Principle:Elevenlabs Elevenlabs python Voice Selection
| Knowledge Sources | |
|---|---|
| Domains | Speech_Synthesis, Voice_Management |
| Last Updated | 2026-02-15 00:00 GMT |
Overview
A discovery mechanism that retrieves and filters available speech synthesis voices from a catalog based on criteria such as name, type, category, and custom labels.
Description
Voice Selection is the process of identifying and choosing a voice for speech synthesis. In a TTS system, each voice has a unique identifier, a display name, descriptive labels (language, accent, gender, age), and tunable settings (stability, similarity boost, style). Voice selection allows users to browse the full catalog, search by keyword, filter by voice type (personal, community, default, workspace), and paginate through results.

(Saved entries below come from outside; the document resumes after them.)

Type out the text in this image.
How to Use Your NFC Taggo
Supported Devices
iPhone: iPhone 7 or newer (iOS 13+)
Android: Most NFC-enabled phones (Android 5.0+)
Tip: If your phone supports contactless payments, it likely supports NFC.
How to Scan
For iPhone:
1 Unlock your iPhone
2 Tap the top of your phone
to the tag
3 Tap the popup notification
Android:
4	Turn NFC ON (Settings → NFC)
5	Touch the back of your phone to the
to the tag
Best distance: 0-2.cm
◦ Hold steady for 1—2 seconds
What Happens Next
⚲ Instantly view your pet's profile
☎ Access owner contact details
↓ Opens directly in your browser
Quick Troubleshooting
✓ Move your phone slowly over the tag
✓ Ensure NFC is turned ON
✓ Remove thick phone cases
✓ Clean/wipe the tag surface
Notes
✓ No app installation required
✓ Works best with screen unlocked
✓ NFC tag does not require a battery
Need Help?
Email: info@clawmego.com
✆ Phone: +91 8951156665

This step is critical because the voice_id obtained here is required for all subsequent TTS operations. Selecting the right voice ensures the generated speech matches the desired characteristics.
Usage
Use this principle when you need to discover available voices before generating speech. This is especially useful when building user-facing applications where voice choice should be dynamic (e.g., dropdown menus), when filtering voices by language or accent, or when working with custom/cloned voices in a workspace.
Theoretical Basis
Voice selection follows a catalog search pattern:
# Abstract pattern
results = voice_catalog.search(
filters={type, category, name_contains, ...},
pagination={page_size, page_token},
sort={field, direction}
)
selected_voice_id = results[0].voice_id
# voice_id is then passed to TTS generation
The search returns structured voice objects containing metadata needed for informed selection, including preview URLs, fine-tuning state, and voice settings defaults.